Is constant technological advancement helping us to improve learning? Patrick Lyons, Director of Teaching and Learning at Carleton University, says “Teaching and learning is changing…the types of experiences we want our learners to have need new approaches to teaching. Technology can act as a powerful lever for those things.”
Technology In Classroom
Carleton University utilises the learning management system Moodle, which allows learners to log in. The university currently experiences more than 120,000 student logins on a normal day. It enables students to access study materials; share questions and opinions; host VoIP (Voice over IP) discussions; as well as watch previous lectures. Lyons believes that this advanced technology can not only help online programmes, but it can help all students, whether on-campus or online.
Moodle, an open sourced programme is being used by several postsecondary academic institutes.
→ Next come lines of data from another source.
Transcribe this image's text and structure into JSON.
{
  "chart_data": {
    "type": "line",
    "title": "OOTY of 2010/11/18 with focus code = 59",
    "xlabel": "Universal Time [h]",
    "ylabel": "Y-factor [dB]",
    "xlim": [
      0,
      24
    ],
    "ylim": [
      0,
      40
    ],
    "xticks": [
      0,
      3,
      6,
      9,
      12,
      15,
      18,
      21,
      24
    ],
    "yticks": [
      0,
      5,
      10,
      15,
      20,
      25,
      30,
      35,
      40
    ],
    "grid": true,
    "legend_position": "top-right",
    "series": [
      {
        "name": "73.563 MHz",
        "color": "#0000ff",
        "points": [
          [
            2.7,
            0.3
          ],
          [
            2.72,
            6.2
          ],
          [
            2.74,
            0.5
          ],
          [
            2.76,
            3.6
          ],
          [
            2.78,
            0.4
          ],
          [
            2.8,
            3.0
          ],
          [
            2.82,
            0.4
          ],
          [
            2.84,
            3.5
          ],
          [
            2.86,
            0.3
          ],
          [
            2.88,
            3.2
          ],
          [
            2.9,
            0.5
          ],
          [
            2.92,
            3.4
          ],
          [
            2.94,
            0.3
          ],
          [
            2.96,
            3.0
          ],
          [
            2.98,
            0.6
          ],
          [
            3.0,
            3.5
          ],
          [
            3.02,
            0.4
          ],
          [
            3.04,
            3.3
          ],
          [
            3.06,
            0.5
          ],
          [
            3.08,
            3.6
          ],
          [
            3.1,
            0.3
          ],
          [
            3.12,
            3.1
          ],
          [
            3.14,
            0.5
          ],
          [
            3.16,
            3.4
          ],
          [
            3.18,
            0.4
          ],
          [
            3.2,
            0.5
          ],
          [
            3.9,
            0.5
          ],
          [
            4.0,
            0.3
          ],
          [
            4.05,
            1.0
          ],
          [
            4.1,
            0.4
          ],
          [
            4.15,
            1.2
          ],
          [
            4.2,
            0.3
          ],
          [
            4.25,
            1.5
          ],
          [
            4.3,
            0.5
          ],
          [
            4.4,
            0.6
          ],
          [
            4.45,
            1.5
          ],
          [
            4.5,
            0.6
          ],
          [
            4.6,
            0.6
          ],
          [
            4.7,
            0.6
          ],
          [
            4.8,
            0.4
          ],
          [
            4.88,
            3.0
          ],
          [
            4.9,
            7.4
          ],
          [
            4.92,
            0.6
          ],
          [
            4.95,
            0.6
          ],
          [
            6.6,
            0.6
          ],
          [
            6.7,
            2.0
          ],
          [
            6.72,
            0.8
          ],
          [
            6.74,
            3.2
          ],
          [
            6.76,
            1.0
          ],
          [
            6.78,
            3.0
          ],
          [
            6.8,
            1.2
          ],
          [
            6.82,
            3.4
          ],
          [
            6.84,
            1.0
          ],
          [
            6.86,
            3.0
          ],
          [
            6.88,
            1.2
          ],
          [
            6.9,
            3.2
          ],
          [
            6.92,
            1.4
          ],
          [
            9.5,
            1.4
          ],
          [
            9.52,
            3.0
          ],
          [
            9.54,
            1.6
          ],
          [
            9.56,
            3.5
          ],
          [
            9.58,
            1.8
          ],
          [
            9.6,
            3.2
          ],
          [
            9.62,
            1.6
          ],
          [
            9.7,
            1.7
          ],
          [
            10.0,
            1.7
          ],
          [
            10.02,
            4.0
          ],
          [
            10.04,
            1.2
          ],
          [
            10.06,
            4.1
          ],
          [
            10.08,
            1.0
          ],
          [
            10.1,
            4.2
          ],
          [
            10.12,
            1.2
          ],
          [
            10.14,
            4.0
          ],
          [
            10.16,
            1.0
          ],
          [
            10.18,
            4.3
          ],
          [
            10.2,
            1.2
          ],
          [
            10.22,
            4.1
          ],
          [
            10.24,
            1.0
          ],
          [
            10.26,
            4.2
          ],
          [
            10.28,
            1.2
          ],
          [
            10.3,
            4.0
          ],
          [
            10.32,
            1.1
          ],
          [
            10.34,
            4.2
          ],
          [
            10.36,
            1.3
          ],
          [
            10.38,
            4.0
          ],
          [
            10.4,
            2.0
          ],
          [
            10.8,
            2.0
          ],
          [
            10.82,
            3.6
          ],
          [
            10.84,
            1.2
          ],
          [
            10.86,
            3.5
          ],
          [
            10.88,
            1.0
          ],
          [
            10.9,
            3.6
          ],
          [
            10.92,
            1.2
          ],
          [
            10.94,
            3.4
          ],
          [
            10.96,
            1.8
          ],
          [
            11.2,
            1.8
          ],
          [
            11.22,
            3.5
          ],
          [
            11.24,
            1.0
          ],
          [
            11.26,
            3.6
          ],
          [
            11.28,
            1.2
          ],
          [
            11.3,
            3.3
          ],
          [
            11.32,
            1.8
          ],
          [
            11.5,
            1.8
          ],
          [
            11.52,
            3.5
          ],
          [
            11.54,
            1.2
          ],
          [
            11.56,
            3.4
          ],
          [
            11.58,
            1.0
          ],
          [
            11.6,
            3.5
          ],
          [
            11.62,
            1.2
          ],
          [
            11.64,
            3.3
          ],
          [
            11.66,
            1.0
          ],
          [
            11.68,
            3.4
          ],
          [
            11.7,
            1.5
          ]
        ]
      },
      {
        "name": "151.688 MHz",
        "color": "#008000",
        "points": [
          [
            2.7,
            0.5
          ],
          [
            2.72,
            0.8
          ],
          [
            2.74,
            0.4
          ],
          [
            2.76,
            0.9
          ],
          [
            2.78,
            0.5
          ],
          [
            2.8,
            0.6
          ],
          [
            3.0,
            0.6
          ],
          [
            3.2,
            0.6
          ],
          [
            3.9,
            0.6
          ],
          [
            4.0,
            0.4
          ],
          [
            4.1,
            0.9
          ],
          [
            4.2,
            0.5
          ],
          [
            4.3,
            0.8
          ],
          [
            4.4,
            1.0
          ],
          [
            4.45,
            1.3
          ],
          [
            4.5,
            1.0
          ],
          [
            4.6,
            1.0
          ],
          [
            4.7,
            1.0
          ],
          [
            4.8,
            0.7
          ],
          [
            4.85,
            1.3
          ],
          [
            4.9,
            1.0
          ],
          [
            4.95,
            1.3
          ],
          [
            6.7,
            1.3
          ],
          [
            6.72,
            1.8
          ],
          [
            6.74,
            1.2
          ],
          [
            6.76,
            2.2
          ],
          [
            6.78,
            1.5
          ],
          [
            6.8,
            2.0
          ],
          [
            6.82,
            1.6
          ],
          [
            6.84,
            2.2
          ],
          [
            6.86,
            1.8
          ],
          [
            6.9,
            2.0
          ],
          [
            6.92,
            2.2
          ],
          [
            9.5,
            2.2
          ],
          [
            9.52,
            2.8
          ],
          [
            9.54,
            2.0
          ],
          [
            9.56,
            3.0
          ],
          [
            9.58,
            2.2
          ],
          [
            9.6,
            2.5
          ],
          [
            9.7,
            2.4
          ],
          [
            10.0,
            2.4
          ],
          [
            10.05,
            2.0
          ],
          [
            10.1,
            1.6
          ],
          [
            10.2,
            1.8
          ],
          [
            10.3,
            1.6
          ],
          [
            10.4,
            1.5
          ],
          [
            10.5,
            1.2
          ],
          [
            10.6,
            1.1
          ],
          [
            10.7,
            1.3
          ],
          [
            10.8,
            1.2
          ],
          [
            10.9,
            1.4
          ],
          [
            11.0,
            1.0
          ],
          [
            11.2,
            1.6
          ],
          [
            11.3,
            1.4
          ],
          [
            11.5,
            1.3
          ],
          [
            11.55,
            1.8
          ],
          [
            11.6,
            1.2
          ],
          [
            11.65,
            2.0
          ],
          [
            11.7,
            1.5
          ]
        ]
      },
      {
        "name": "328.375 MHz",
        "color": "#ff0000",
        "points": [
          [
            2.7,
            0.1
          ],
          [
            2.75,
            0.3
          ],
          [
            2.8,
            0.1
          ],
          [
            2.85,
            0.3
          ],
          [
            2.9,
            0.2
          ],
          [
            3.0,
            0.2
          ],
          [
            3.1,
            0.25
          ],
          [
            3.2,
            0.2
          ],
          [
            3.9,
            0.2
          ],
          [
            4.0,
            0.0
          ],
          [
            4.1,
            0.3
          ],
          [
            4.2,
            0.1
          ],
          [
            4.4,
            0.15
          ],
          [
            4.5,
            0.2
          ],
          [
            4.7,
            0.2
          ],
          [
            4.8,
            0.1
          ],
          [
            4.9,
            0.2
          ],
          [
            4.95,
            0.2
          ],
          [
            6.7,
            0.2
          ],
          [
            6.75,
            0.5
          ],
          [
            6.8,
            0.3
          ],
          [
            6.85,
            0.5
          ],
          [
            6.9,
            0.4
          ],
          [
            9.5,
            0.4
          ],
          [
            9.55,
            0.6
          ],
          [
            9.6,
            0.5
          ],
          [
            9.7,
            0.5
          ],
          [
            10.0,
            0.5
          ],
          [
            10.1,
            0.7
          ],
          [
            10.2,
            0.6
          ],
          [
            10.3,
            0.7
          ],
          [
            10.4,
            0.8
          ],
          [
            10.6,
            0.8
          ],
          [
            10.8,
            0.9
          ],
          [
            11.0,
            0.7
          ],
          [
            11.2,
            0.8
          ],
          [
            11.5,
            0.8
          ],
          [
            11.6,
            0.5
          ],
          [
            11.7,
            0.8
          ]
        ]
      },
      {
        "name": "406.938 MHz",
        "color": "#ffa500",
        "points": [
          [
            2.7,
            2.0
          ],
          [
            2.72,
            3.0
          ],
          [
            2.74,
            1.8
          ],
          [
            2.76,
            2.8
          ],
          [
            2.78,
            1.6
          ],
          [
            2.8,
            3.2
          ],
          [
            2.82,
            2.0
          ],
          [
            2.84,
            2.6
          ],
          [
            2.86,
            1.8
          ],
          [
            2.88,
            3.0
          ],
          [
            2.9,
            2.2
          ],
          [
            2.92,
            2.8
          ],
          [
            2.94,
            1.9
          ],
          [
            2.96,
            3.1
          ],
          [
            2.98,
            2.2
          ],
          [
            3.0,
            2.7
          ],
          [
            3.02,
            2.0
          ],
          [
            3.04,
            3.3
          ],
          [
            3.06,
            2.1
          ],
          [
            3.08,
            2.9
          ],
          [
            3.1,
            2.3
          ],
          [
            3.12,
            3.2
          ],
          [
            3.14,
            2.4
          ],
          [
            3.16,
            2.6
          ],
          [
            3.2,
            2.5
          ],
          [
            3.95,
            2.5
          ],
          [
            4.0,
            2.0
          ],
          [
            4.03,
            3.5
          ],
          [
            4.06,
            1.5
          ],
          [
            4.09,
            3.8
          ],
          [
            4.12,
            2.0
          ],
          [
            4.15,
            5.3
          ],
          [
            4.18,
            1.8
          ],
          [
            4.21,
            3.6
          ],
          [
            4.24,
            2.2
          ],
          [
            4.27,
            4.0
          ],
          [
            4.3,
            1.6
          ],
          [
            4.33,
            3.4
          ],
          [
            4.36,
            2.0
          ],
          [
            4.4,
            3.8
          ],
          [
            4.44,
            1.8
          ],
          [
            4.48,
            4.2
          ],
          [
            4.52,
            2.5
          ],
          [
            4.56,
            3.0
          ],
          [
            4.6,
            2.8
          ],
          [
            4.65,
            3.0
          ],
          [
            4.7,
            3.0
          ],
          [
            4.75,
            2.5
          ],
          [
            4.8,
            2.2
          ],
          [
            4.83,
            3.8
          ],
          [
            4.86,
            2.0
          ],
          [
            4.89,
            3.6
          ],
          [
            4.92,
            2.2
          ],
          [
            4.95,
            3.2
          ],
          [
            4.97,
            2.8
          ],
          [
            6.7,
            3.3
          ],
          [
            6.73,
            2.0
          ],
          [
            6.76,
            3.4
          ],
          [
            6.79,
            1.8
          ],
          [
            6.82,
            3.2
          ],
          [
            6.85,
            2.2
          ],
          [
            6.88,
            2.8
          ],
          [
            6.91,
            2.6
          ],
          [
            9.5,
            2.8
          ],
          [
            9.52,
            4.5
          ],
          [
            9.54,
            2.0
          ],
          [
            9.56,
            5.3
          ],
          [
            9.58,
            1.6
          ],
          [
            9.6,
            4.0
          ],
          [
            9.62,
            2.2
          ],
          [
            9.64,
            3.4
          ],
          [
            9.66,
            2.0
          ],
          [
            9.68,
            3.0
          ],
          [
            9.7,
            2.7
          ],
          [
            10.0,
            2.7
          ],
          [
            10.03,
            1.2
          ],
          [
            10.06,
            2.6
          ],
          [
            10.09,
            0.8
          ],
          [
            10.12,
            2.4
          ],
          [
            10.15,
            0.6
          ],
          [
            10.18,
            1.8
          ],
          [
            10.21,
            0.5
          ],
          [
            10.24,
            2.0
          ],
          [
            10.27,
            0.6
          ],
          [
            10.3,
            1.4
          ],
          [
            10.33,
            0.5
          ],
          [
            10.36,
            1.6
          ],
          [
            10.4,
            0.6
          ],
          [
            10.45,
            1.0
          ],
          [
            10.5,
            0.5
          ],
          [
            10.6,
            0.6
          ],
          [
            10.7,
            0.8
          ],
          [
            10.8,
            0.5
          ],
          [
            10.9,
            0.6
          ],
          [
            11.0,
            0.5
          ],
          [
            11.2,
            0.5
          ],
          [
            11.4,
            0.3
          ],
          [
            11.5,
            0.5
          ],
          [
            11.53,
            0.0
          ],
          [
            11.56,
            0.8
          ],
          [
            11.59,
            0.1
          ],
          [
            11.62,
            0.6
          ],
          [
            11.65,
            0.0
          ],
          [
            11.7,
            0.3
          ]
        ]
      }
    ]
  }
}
This means that the programme was developed by a third-party which is downloaded, installed and hosted for free by anyone who has the right infrastructure to support it. Carleton University has designed and developed their own programme named Big Blue Button, which is an online classroom based on Moodle.
Empowering Educators And Learners
With the help of this software, instructors can organise online classes live, as well as office meeting and conferences. One of the most striking features is the private online “room” which provides whiteboard, presentation, video and audio capabilities. This allows the learners to get completely engaged in the online learning environment. According to Lyons, Carleton University has also introduced a mobile-friendly version of the software which enables educators to record entire lectures and include everything which is in the virtual whiteboard such as videos or instant messages. These can then be shared with students from different parts of the globe.
Queen’s University at Kingston is another institution which is effectively using the Moodle programme, claims Jill Scott, Vice-Provost of Teaching and Learning at Kingston school. However, this type of educational technology also poses certain challenges. Dr. Scott says “When you work with an open-source product, you support it internally, but you have to manage it yourself. You’re responsible for it, and any issues will come directly to you. It’s a 24/7 issue for our technology people.”
Creating A Better Learning Environment
At Carleton University, the previous learning management system was present on a single computer server. But now it requires 3 different computers which run simultaneously with a distinct database. Lyons says that Carleton has made sufficient investments to ensure that the back-end system is strong and is capable of supporting all the learners.
In fact, now educators also prefer using this technology to teach their students. Lyons adds “One of our most significant barriers is faculty members’ time to learn new tools and apply these tools for teaching scenarios. You can be a great teacher, but if the tool is so difficult to use, how can you incorporate it into your practice?” These new educational tools aim to improve the current learning experience and environments, along with developing new environments online and on mobile devices.
Student Driven Educational Technology
Moreover, technology is also enabling students to better demonstrate their portfolio and experience to prospective employers. For example, Carleton University utilises the recently introduced ePortfolio, developed by an open-source programme known as Mahara.
Lyons explains “It’s a tool, but it’s also a philosophical approach to teaching and learning. The other tools are teacher-driven. The ePortfolio tool is student driven. It’s a space students can make their own and showcase their learning.”
The fact is technology for improving education and helping students learn better is changing constantly. The scenario will keep improving further in future and education becomes more accessible and widespread.